Peter Gabriel opens his talk speaking about an incident in his childhood where he was sexually abused by other schoolboys. When he met a Chilean woman years later who talked about being tortured, this was the only experience he had to connect it to – his own experience of pain, shame and humiliation.
When Bono asked Peter Gabriel to get involved with Amnesty International’s Human Rights tours, he did, and had the experience to meet thousands of human rights activists who’d been detained, threatened and tortured. He believes that the most terrible thing that happens to people is when you are tortured, suffer, and then have your story denied, buried and forgotten.

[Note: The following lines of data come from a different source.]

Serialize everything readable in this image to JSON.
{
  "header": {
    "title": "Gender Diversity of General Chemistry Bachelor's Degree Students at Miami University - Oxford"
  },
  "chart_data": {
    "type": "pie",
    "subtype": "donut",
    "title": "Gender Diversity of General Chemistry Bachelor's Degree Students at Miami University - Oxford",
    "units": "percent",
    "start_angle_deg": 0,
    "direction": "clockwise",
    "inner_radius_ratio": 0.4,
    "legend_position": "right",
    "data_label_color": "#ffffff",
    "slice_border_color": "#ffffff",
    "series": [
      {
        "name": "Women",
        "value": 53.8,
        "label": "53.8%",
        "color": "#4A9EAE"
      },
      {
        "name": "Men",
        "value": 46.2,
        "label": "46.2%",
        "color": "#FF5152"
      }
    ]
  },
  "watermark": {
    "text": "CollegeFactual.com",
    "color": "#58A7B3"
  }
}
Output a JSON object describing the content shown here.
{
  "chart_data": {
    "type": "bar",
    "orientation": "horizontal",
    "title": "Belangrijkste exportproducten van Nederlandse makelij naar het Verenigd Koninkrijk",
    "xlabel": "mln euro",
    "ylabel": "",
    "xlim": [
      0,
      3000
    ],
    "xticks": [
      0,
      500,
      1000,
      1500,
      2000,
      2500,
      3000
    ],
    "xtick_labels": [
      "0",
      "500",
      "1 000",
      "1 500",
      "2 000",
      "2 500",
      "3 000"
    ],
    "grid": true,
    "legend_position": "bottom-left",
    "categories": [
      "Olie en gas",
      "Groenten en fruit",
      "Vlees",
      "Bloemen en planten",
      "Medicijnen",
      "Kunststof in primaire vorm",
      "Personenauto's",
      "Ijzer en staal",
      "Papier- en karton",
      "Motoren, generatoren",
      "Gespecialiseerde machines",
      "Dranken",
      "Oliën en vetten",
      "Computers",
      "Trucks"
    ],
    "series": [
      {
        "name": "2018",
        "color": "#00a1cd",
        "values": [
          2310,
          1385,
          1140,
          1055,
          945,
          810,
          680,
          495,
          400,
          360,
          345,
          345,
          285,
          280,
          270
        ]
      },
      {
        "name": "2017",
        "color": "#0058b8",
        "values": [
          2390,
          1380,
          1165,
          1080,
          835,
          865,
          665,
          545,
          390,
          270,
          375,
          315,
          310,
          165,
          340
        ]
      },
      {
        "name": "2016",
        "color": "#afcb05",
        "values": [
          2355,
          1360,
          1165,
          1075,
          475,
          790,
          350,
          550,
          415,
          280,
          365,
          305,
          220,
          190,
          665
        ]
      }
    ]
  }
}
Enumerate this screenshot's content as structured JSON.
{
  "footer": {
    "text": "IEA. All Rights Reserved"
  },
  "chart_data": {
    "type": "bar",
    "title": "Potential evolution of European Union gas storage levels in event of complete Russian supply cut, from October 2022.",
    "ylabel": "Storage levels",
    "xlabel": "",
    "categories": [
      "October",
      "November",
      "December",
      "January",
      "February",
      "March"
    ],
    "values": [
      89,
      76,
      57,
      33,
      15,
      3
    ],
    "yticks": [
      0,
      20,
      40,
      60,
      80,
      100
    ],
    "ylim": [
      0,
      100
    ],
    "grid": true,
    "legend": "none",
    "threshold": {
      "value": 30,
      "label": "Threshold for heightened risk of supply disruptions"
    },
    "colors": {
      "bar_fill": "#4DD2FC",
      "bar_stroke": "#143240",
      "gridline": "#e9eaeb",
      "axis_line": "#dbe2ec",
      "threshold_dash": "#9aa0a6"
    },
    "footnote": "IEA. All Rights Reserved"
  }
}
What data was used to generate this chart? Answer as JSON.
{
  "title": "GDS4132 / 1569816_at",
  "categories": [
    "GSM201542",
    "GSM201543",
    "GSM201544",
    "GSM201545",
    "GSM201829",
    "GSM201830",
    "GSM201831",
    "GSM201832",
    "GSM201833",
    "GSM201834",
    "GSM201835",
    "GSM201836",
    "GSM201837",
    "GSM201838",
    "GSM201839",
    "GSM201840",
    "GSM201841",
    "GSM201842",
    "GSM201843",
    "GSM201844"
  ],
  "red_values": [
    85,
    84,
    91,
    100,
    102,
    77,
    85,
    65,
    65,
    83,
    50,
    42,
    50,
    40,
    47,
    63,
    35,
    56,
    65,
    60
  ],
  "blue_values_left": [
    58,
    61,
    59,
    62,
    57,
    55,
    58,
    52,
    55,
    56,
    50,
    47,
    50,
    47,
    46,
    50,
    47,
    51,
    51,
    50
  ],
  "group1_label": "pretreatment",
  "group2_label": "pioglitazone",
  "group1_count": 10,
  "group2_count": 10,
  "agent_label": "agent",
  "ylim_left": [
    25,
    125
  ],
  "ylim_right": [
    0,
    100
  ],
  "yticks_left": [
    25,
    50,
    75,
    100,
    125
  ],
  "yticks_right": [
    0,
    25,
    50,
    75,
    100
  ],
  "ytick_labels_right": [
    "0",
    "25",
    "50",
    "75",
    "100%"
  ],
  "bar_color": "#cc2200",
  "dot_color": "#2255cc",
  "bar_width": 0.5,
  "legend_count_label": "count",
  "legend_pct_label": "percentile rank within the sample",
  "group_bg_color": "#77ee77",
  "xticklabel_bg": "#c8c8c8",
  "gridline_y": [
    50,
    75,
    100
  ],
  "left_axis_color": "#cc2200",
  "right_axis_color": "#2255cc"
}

When a camera’s around, it’s harder to bury these stories, as Rodney King so effectively reminded us. The power of the camera led Gabriel to help start Witness, an NGO which gives cameras to activists around the world to help them tell their stories. Witness began in 1992 and has distributed cameras to 60 countries.
The stories that get recorded are extraordinary and powerful. He shows us a bit of the documentary “Between Two Fires”, which shows the plight of displaced people in Northern Uganda, made homeless by the civil war with the Lord’s Resistance Army. Witnesses speak to the camera about the torture they’ve experienced both from Joseph Kony and from the Ugandan army.
Technology has been a major factor in making Witness possible – inexpensive DV cameras are one of the major enabling factors which allowed Witness to come into being. Now video cameras on cellphones may make it increasingly possible for anyone, anywhere in the world – perhaps using technology like weblogs – to share these stories.
It takes a certain amount of courage to come forward about wrongs that were committed against oneself. It takes a different type of strength to use an experience like that in motivating oneself to help so many others, who they may never even hear about or meet.
Bono and Geldof and so many others do good works, but they make a point of blowing their own horns so much that it leaves a bad taste in the mouth. Mr. Gabriel seems to be a gentleman who is interested solely in the good he can do, not the good publicity he can bring to himself by doing it.
Much easier to believe in a man who only wants to make the world better, without any personal agenda…
In these days we have the same problem in italy.
Racism in the cops…
fanculo!!!
vik from Milan
This is one of the bravest things ANYONE could do.I applaud him!
His action is a testament to who he is in so much that he has bared abuse and become an advocate instead of an aggressor. There are many who would have simply stood aside.